Just another day in the life of our nation’s most prestigious law enforcement agency.

Blanchard is representing Barry Croft, a Delaware truck driver who the state says helped start the kidnapping plan in April 2020 in a conversation with Adam Fox, who’s the accused Michigan ringleader. As the Detroit Free Press reports, “Croft initially came under investigation by the FBI in 2017, when the FBI noticed that Croft was criticizing the FBI on Facebook.”

Journalist Julie Kelly notes that Fox, the supposed mastermind of the plot, “lived in the ramshackle basement of a vacuum repair shop with his two dogs; if he needed to go to the bathroom or brush his teeth, Fox had to use the facilities at the Mexican restaurant next door, his attorney said in court on Wednesday.”

“The FBI is supposed to protect us,” Blanchard told the jury during opening arguments. “They’re expected to have thick skin. They don’t punish people for saying things mean things about them. There was no plan. There was no agreement. And there was no kidnapping.”

Indeed, but there was a high-profile arrest of a bunch “far-right extremists” just weeks before the 2020 election — extremists who had allegedly planned to kidnap and even kill Michigan’s Democrat governor, whom President Donald Trump had sparred with regularly. All of a sudden, the lockdown-crazy Whitmer seemed sympathetic, and Trump seemed like a bully who had incited his followers to violence. If we didn’t know better, we’d swear the timing wasn’t accidental.

At the beginning of the trial on Wednesday, Judge Jonker issued an order that “initial opening statements and evidence during the government’s case-in-chief — on both direct and cross — must address and be relevant to issues other than entrapment.” But he soon realized that the defense’s entrapment case couldn’t be separated from the FBI’s neck-deep involvement the case, which included more than a dozen agents and undercover informants. One of the informants was paid $64,000 for six months of his time — nice work if you can get it.

Another informant, Stephen Robeson, is a longtime FBI informant and convicted felon from Wisconsin with a record in nine states. As Kelly writes: “In addition to repeatedly breaking the law, it appears [Robeson] also violated already-lax FBI rules while working the sting operation. He was ‘plying guys with drugs … until they were out-of-their-mind stoned,’ said Blanchard. … That alone violated FBI guidance. [Robeson] would then get the defendants ‘whipped up’ and selectively record conversations when the defendants were high.”

Was this guy ever reprimanded by the bureau? Nope.

As we wrote back in August, one of the FBI’s informants, the defendants’ lawyers claim, was so deeply involved in the group that he rose to become its second-in-command. And one FBI agent allegedly instructed an informant to lie and to delete text messages that would reveal the bureau was unlawfully furthering the conspiracy.

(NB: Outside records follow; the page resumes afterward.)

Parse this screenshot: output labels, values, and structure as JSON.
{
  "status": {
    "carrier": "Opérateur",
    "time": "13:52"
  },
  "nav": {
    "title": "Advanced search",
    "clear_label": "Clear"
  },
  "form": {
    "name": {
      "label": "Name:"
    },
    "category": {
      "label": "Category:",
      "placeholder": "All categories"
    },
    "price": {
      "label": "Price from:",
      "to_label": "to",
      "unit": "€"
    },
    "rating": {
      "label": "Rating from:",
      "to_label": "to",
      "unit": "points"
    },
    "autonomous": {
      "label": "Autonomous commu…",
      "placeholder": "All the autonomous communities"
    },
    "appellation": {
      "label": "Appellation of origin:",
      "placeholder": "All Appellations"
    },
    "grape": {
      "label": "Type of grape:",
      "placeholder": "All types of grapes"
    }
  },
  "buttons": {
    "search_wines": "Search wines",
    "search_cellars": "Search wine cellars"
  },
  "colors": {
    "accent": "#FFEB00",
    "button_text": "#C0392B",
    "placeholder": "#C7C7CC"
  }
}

There are plenty of questions that the FBI will need to answer, and perhaps the toughest questions of all will be for Steven D'Antuono, the head of the FBI’s Detroit field office whose agents worked the case and handled the sketchy informants. As Kelly writes: “D'Antuono was promoted to lead the D.C. FBI field office in mid-October 2020, just a few months before the Capitol protest on January 6, 2021. How much did D'Antuono pull the strings of the multi-layered Whitmer operation? And did he use any of the same undercover agents and informants on January 6?”

The FBI had plenty of opportunities to shut down the investigation, and it should’ve done so, Blanchard told the jurors. But the government was hell-bent on building a case that it knew didn’t exist. In the weeks ahead, we’ll see if he can convince the jury.